Burnham had little confidence that such a strategy as his would ever be implemented by the United States. His pessimism in this regard was most profoundly expressed in his 1964 book, Suicide of the West. Burnham argued that since reaching the apex of its power in 1914, Western civilization had been contracting, most obviously in a geographical sense. Burnham described the contraction in terms of “effective political control over acreage.” Because the West continued to possess more than sufficient relative economic, political, and military power to maintain its ascendancy, the only explanation for the contraction was an internal lack of will to use that power. Hence, the West was in the process of committing “suicide.” In the book he was highly critical of modern liberalism, but the author did not claim, as some have stated, that liberalism caused or was responsible for the West’s contraction. “The cause or causes,” he wrote, “have something to do…with the decay of religion and with an excess of material luxury; and…with getting tired, worn out as all things temporal do.” Liberalism, instead, was “the ideology of Western suicide.” It “motivates and justifies the contraction, and reconciles us to it.” He expressed his belief that the collapse of the West was probable, although not inevitable. He acknowledged the possibility of a “decisive change” resulting in a reversal of the West’s contraction.38
Suicide of the West provided a good analysis and explanation of historical events and trends, but its main conclusion is wrong. This is so not because Burnham misunderstood historical events or misjudged current trends; his mistake derived from his apparent unwillingness in this instance to be more open to the possibility that things might change. The Western contraction did stop, at least temporarily. The United States found the will to use its resources and adopt an offensive strategy to win the Cold War.
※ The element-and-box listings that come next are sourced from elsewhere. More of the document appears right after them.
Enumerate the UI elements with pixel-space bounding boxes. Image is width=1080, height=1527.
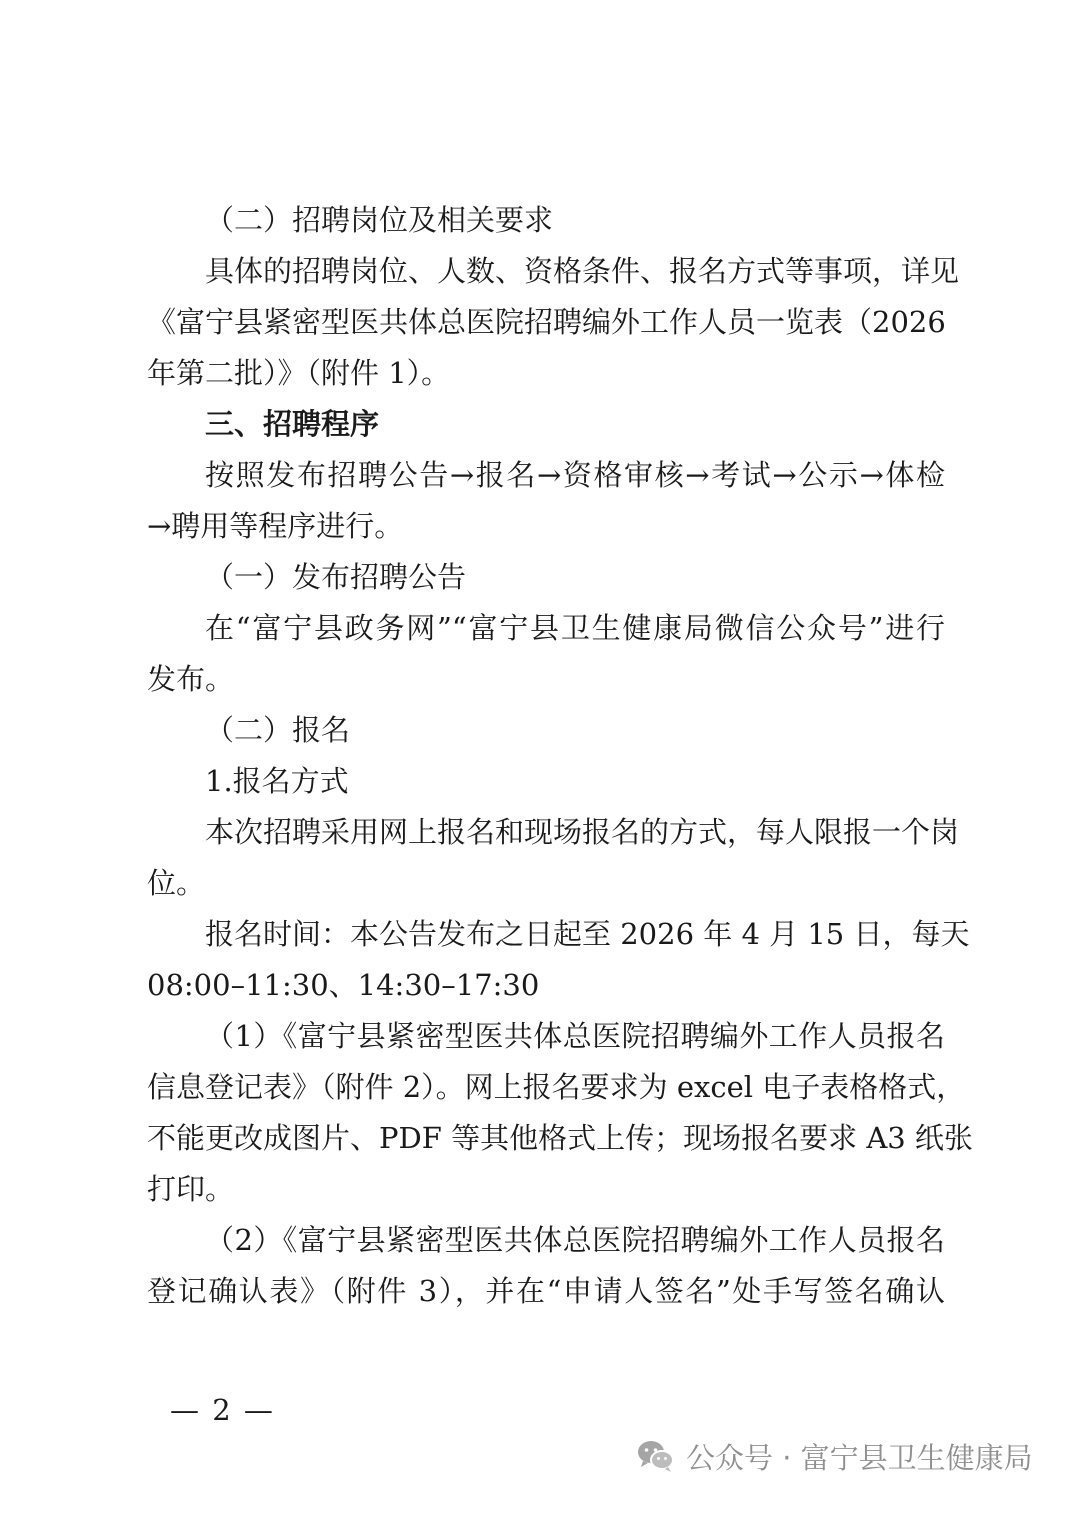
paragraph-line: 信息登记表》（附件 2）。网上报名要求为 excel 电子表格格式，	[147, 1070, 966, 1104]
wechat-watermark	[636, 1428, 1033, 1484]
item-heading-registration-method: 1.报名方式	[205, 764, 349, 798]
wechat-icon	[636, 1436, 676, 1476]
paragraph-line: （2）《富宁县紧密型医共体总医院招聘编外工作人员报名	[205, 1223, 945, 1257]
subsection-heading-registration: （二）报名	[205, 713, 351, 747]
paragraph-line: 打印。	[147, 1172, 235, 1206]
paragraph-line: 在“富宁县政务网”“富宁县卫生健康局微信公众号”进行	[205, 611, 945, 645]
page-number: — 2 —	[170, 1393, 275, 1427]
paragraph-line: 不能更改成图片、PDF 等其他格式上传；现场报名要求 A3 纸张	[147, 1121, 973, 1155]
subsection-heading-announcement: （一）发布招聘公告	[205, 560, 467, 594]
paragraph-line: →聘用等程序进行。	[147, 509, 404, 543]
paragraph-line: 发布。	[147, 662, 235, 696]
paragraph-line: 本次招聘采用网上报名和现场报名的方式，每人限报一个岗	[205, 815, 960, 849]
paragraph-line: 报名时间：本公告发布之日起至 2026 年 4 月 15 日，每天	[205, 917, 970, 951]
paragraph-line: 《富宁县紧密型医共体总医院招聘编外工作人员一览表（2026	[147, 305, 946, 339]
section-heading-procedure: 三、招聘程序	[205, 407, 380, 441]
paragraph-line: 具体的招聘岗位、人数、资格条件、报名方式等事项，详见	[205, 254, 960, 288]
watermark-text: 公众号 · 富宁县卫生健康局	[686, 1440, 1033, 1475]
paragraph-line: 年第二批）》（附件 1）。	[147, 356, 451, 390]
paragraph-line: （1）《富宁县紧密型医共体总医院招聘编外工作人员报名	[205, 1019, 945, 1053]
paragraph-line: 登记确认表》（附件 3），并在“申请人签名”处手写签名确认	[147, 1274, 945, 1308]
paragraph-line: 按照发布招聘公告→报名→资格审核→考试→公示→体检	[205, 458, 945, 492]
subsection-heading-positions: （二）招聘岗位及相关要求	[205, 203, 554, 237]
paragraph-line: 08:00–11:30、14:30–17:30	[147, 968, 540, 1002]
paragraph-line: 位。	[147, 866, 206, 900]
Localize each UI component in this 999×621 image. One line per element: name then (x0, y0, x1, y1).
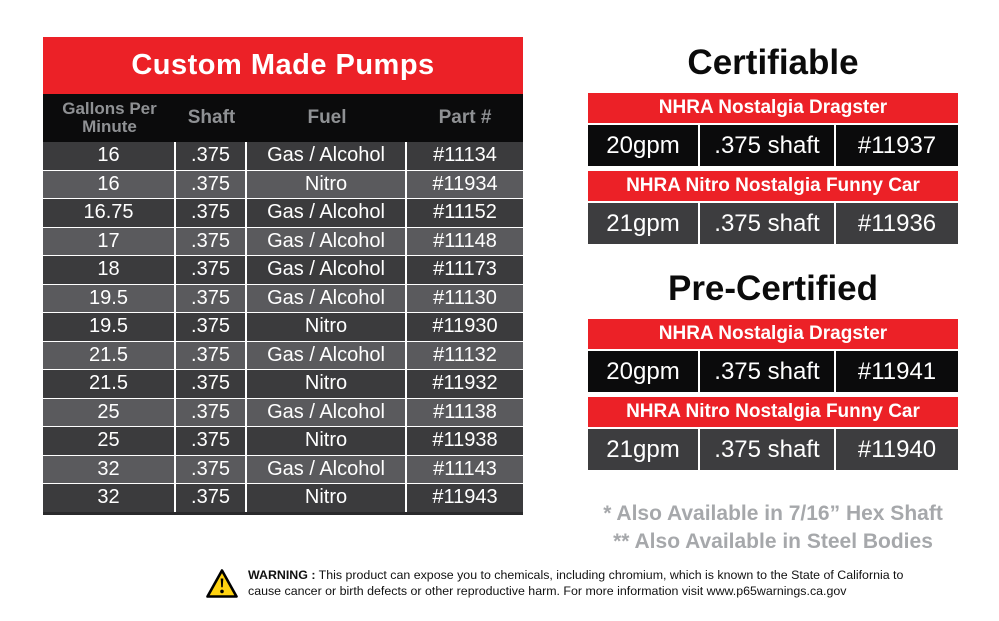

In 1978 Burnham suffered a stroke from which he never fully recovered. His last column for National Review was an analysis of the potential impact of the Egyptian-Israeli Camp David Accord on U.S.-Soviet relations in the Middle East. In 1983, Ronald Reagan, who presided over the West’s victory in the Cold War, presented the United States’s highest civilian honor, the Presidential Medal of Freedom, to James Burnham, who had envisioned a strategy for that victory nearly forty years before. The citation reads:
As a scholar, writer, historian and philosopher, James Burnham has profoundly affected the way America views itself and the world. Since the 1930’s, Mr. Burnham has shaped the thinking of world leaders. His observations have changed society and his writings have become guiding lights in mankind’s quest for truth. Freedom, reason and decency have had few greater champions in this century than James Burnham.
At the end of July 1987, James Burnham died of cancer. Two years later, with the fall of the Berlin Wall, his vision became reality.